Turkey’s short-term external debt stock moved down by 2% m/m to $123.3bn from $125.6bn at the end of April - the highest level recorded since March 2015 - the country's central bank said on July 17.
External debt maturing within one year or less regardless of the original maturity stood at $180.6bn at the end of May, down from $183.3bn at the end of April.
The short-term external debt stock grew by 16% y/y to $118bn at the end of 2017 from $101.5bn at the end of 2016.

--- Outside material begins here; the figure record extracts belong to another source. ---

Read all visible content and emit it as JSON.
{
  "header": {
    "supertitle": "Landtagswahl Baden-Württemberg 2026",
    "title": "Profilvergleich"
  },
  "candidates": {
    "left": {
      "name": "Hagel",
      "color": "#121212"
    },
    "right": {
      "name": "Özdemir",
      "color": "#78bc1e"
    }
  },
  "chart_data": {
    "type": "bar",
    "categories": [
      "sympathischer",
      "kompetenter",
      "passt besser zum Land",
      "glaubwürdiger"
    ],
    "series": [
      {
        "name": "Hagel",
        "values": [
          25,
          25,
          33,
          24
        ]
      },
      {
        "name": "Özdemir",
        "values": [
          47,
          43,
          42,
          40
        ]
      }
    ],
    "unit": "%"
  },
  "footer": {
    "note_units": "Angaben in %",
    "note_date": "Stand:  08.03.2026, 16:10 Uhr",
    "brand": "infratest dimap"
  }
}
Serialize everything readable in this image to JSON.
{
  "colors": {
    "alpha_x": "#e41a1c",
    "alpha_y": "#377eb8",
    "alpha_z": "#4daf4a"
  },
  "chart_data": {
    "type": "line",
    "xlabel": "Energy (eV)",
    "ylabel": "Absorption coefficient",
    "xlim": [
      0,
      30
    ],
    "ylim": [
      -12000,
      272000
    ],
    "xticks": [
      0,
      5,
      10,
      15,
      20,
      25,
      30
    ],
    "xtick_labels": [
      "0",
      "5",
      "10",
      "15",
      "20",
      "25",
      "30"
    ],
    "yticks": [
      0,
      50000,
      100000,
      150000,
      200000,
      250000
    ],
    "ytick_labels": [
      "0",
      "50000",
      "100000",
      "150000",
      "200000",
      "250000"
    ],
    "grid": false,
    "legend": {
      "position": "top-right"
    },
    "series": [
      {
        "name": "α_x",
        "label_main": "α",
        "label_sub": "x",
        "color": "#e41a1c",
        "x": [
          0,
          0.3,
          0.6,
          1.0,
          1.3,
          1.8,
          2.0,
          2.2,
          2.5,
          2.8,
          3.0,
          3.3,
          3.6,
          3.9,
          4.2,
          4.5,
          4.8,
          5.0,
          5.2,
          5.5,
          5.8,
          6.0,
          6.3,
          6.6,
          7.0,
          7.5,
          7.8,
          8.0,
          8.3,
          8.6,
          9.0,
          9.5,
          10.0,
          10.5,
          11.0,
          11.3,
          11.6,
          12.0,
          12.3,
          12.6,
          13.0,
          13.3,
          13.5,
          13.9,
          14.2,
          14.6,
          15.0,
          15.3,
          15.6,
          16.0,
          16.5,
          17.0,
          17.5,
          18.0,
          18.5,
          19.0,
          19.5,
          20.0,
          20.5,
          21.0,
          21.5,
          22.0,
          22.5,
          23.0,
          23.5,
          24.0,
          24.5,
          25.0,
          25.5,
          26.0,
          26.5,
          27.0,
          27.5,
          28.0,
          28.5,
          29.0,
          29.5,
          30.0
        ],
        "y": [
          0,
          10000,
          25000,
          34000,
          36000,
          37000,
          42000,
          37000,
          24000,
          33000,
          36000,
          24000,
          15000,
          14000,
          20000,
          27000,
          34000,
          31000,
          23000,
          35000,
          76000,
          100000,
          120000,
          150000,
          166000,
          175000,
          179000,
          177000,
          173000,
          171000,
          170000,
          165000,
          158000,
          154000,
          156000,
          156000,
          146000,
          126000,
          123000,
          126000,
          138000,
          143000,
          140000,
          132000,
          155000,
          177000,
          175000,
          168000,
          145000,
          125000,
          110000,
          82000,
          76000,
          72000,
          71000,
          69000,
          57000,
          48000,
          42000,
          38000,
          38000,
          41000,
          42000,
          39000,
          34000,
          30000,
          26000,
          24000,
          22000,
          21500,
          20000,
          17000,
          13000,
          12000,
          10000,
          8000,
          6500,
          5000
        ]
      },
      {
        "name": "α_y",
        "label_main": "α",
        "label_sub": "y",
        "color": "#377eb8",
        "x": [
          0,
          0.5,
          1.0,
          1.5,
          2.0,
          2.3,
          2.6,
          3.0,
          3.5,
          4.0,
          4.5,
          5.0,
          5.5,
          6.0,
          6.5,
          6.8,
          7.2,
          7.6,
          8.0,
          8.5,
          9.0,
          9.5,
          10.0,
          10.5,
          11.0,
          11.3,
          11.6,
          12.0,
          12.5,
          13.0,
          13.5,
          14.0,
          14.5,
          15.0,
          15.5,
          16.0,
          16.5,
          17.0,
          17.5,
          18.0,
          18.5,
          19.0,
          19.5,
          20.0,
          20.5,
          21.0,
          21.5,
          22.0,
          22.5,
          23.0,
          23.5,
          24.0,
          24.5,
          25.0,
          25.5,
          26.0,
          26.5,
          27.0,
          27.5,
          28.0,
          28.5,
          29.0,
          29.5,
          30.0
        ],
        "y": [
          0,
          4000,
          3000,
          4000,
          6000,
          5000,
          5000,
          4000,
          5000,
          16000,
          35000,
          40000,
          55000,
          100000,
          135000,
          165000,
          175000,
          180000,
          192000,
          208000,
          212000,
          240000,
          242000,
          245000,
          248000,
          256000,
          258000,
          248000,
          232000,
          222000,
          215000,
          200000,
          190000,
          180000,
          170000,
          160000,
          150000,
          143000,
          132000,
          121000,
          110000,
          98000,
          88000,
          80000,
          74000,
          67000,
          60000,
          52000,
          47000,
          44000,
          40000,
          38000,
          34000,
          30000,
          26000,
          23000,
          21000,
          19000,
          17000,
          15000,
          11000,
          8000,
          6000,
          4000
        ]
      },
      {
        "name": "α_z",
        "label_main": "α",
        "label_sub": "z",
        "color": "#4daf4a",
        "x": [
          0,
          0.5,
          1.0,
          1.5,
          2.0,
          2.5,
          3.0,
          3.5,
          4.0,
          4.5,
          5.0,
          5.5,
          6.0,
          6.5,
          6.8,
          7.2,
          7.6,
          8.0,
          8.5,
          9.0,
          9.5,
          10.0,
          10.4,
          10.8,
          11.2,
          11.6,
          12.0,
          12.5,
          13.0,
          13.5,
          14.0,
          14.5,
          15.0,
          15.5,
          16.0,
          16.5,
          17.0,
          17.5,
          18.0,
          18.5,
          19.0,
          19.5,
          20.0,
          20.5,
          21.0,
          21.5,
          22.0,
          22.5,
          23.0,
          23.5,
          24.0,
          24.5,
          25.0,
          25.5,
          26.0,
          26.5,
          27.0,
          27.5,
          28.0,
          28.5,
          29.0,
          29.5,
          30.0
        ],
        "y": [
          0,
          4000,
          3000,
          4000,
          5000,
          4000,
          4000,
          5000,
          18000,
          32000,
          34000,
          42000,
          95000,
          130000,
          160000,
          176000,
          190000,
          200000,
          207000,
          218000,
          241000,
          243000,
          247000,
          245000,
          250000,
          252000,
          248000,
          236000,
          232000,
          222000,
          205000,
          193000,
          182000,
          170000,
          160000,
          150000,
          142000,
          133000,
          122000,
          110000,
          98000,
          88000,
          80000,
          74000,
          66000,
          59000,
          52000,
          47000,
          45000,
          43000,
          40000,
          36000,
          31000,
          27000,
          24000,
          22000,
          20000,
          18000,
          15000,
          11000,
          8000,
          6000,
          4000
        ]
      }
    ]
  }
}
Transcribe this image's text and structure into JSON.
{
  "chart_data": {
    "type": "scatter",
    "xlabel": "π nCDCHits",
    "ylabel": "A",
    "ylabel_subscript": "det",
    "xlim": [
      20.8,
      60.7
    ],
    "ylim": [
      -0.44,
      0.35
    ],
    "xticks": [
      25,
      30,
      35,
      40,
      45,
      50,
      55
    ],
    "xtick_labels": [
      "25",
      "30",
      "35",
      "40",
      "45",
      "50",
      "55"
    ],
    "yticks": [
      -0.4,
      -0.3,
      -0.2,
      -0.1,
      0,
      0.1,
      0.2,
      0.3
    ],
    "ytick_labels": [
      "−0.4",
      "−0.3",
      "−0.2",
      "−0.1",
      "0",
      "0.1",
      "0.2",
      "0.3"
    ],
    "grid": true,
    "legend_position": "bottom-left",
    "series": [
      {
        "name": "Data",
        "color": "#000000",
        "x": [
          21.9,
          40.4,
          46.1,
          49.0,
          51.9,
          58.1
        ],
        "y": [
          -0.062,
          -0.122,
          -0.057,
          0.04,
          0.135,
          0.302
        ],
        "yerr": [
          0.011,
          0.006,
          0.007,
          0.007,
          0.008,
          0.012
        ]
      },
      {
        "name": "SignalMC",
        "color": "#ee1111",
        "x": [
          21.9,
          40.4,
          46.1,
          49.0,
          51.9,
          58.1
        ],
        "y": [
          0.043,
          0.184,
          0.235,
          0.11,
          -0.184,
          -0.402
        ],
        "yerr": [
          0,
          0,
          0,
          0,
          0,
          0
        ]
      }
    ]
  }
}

A trio of top Turkish banks saw their borrowing costs hit record highs on June 15 as mounting pressure on the Turkish lira (TRY) prior to the June 24 elections sparked more selling on Turkey’s bond markets, it was reported. Mass sales continued following the cabinet reshuffle announcement on late July 9.
The dizzying descent of the TRY, meanwhile, is hurting Turkish companies that have borrowed on the international markets, making it more costly in lira terms to repay their debt. Rising bond yields caused by secondary market selling will make it more expensive for Turkey and Turkish corporates when they go for fresh debt issuance.
The story of the TRY’s collapse in recent months is not for the faint-hearted. Despite central bank emergency action, the country could still go over the cliff edge and slip into a classic emerging market currency-and-debt crisis.
Turkey is heavily dependent on external borrowing due to its chronic current account deficit. Debt-financed consumption has been the prime feature of the country’s remarkable economic growth achieved during much of the past decade, while the private sector’s share in total external borrowing has been on the rise in recent years.
Ukraine and Turkey are two of the “vulnerable three" countries most at risk to US tightening along with Argentina, Fitch said in a note on May 16.
Turkey’s current account deficit widened by 42% y/y to $47.1bn in 2017, driven by rising gold imports and energy prices.
Moody’s Investors Service anticipates that problem loans at Turkish banks will rise to more than 4% of loans over the next 12-18 months compared with the low of 2.9% recorded in May, the ratings agency said in a statement on July 16.